Great American Home Baking Cookbook


1 1/2 c. flour
1 tsp. salt
1/3 c. chilled butter, but into pieces
1 large egg
2-3 tbsp. ice water
4 c. cubed cooked chicken
1 tbsp. butter
1 lb. fresh mushrooms, sliced
1/2 c. frozen peas
1/2 c. frozen corn
1/4 c. onion, chopped
1/4 c. dry white wine or water
1 1/2 c. whipping cream
2 tbsp. flour
1 1/2 tsp. paprika
1/2 tsp. salt
1/2 tsp. black pepper
3/4 c. chicken broth
1 large egg, lightly beaten

For pastry: In a medium bowl mix together flour and salt. Using a pastry blender, but butter into flour until coarse crumbs form.
In a small bowl beat together egg and water. Add to the flour mixture; mix lightly until a soft dough forms. Shape into a disk, wrap in plastic wrap and chill in the refrigerator for 1 hour.
For filling: Place chicken in a 2 qt. casserole. In large skillet melt butter over low heat. Add onion and mushrooms; increase the heat to medium high and saute until browned. Add peas and corn and cook until the liquid evaporates. Add the wine; cook until almost evaporated, about 2 min. Add vegetable mixture to chicken; stir to combine.

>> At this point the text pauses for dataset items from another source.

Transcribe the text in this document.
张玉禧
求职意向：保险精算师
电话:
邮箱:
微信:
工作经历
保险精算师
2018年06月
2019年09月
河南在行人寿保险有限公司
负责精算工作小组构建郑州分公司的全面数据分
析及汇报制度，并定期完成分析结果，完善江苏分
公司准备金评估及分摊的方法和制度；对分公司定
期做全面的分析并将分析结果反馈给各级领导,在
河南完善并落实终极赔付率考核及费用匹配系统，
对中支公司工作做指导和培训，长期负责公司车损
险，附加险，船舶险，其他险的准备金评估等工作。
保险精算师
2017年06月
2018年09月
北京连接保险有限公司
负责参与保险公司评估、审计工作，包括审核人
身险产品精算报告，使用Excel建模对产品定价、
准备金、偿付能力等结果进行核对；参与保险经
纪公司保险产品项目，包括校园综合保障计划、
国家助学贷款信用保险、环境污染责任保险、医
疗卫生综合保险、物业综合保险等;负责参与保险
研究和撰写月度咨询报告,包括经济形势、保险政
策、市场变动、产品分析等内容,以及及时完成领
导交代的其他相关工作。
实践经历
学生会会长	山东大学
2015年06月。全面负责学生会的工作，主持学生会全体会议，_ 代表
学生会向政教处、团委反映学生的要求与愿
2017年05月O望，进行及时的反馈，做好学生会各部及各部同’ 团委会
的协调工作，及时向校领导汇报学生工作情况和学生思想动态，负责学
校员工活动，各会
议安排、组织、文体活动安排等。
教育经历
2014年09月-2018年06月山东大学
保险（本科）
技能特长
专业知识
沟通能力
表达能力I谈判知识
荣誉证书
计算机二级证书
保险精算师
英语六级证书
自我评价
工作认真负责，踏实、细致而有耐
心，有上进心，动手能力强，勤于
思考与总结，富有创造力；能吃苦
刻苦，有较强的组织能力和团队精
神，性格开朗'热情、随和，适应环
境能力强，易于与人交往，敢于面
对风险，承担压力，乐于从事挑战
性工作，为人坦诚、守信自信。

In a medium saucepan, whisk together cream, flour, paprika, salt and pepper. Cook until thickened, about 5 min. Whisk in broth. Pour sauce over chicken mixture.
Preheat oven to 400.
On a lightly floured surface, roll the pastry to fit the top of the casserole. Place on top of pie; trim and seal the edges. Brush pastry with glaze. Bake until filling is bubbly and crust is browned, 25 - 30 min. Transfer to a wire rack to cool slightly. Serve warm.